Kavli Affiliate: Aniruddha Das
| Authors: Aniruddha Das, Julie Borovicka, Hale Tobin, Shruti Bhatia, Jacob Icardi, Ghazaal Tahmasebi, Priyanka Agochiya, Shriya Singh, Bruce Trapp and Hod Dana
| Summary:
Damage to the myelin sheath that protects axons in the central nervous system is a hallmark pathology of demyelinating diseases like multiple sclerosis. Cuprizone-induced demyelination in mice is a common model for studying demyelination and remyelination. However, the relationship between myelin damage and recovery and the functional properties of ensheathed neurons remains poorly understood. Using concurrent monitoring of hippocampal myelination and neuronal firing rates in the same mouse, we assessed longitudinal changes during cuprizone consumption and remyelination treatment. The data revealed a rapid decline in neuronal activity that preceded myelin loss.
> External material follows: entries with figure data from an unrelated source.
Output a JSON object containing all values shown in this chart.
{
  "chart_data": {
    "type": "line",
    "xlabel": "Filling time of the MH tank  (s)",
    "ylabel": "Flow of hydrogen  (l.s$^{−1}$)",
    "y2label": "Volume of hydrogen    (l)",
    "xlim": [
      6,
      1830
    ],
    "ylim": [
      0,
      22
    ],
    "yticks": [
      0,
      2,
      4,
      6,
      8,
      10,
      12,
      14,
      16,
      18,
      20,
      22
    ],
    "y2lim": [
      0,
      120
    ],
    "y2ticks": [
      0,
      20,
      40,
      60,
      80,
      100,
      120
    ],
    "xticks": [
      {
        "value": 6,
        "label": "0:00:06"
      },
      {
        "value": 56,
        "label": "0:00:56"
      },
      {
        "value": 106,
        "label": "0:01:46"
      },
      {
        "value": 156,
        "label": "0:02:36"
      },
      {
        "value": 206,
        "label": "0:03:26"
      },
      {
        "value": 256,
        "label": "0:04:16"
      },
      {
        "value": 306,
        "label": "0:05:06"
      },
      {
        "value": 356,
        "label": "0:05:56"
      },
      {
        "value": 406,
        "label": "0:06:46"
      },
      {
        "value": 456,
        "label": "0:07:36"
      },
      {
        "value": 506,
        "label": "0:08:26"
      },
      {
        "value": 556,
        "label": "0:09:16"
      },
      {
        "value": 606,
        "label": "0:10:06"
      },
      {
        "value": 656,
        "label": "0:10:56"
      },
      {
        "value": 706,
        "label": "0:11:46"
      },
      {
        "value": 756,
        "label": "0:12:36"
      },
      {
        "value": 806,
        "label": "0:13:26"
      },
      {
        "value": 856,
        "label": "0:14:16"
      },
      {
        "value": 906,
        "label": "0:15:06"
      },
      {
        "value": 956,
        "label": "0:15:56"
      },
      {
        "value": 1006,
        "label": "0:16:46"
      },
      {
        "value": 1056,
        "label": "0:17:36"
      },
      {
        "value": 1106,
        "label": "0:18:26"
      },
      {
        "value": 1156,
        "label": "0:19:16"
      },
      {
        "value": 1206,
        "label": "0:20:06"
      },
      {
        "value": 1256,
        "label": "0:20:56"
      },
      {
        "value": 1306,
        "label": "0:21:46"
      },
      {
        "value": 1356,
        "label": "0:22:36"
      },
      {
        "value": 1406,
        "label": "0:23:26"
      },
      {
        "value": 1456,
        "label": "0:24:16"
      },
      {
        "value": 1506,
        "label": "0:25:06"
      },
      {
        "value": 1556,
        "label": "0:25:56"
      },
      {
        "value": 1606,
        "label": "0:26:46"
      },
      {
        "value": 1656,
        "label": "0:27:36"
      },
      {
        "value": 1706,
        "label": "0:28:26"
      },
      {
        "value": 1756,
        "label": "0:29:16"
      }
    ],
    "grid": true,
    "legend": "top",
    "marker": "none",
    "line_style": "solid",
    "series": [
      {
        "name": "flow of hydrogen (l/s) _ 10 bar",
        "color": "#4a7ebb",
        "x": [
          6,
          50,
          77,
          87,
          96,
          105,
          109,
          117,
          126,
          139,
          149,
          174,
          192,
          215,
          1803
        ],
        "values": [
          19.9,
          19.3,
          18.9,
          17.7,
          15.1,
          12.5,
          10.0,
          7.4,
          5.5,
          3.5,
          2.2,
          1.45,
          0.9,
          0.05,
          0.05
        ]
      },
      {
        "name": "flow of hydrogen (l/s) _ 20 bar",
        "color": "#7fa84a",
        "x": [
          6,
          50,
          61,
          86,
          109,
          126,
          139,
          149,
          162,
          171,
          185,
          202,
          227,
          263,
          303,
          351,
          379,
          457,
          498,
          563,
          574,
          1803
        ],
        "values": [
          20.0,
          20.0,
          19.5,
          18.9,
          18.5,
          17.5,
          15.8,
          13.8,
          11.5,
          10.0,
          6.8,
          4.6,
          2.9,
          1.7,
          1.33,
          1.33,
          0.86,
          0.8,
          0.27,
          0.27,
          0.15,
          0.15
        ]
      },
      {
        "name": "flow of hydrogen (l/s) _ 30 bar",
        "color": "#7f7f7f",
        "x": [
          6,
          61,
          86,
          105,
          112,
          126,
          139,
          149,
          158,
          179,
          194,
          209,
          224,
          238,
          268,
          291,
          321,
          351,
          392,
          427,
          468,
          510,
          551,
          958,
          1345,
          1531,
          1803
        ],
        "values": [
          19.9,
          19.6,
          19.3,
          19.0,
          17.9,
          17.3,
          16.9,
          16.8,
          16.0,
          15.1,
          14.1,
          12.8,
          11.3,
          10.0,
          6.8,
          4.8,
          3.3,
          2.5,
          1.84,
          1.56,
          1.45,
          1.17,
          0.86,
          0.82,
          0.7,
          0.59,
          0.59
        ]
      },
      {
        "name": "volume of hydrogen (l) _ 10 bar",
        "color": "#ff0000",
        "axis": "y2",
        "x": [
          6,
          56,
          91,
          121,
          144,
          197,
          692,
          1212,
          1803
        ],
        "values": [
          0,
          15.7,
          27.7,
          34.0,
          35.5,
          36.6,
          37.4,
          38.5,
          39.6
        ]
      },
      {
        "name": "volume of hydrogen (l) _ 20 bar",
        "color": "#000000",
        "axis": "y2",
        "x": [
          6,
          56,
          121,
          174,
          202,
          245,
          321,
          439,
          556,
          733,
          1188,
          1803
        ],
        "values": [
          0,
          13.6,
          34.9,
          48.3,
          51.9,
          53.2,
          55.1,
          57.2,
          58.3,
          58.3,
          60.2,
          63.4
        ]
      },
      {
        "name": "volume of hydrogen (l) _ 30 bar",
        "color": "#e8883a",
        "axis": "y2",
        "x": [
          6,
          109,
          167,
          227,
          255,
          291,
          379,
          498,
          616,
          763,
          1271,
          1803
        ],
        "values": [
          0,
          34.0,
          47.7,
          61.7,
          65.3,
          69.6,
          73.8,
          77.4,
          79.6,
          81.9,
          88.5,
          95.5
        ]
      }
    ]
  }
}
Females showed a more severe decrease after 4 days of cuprizone, which correlated with enhanced neuronal activity and myelin loss 51 days later, whereas male mice showed a more severe decline in neuronal activity after 55 days of cuprizone. Following cuprizone cessation, mice were treated with Clemastine or vehicle for 45 days. A short-term recovery was found in both groups, before the Clemastine group showed increased remyelination and higher neuronal firing rates. The mean increase and decrease in firing rates were proportional to the same-neuron baseline firing rate in the Clemastine and vehicle groups, respectively, highlighting a potential linkage between the status of myelin recovery and cellular activity.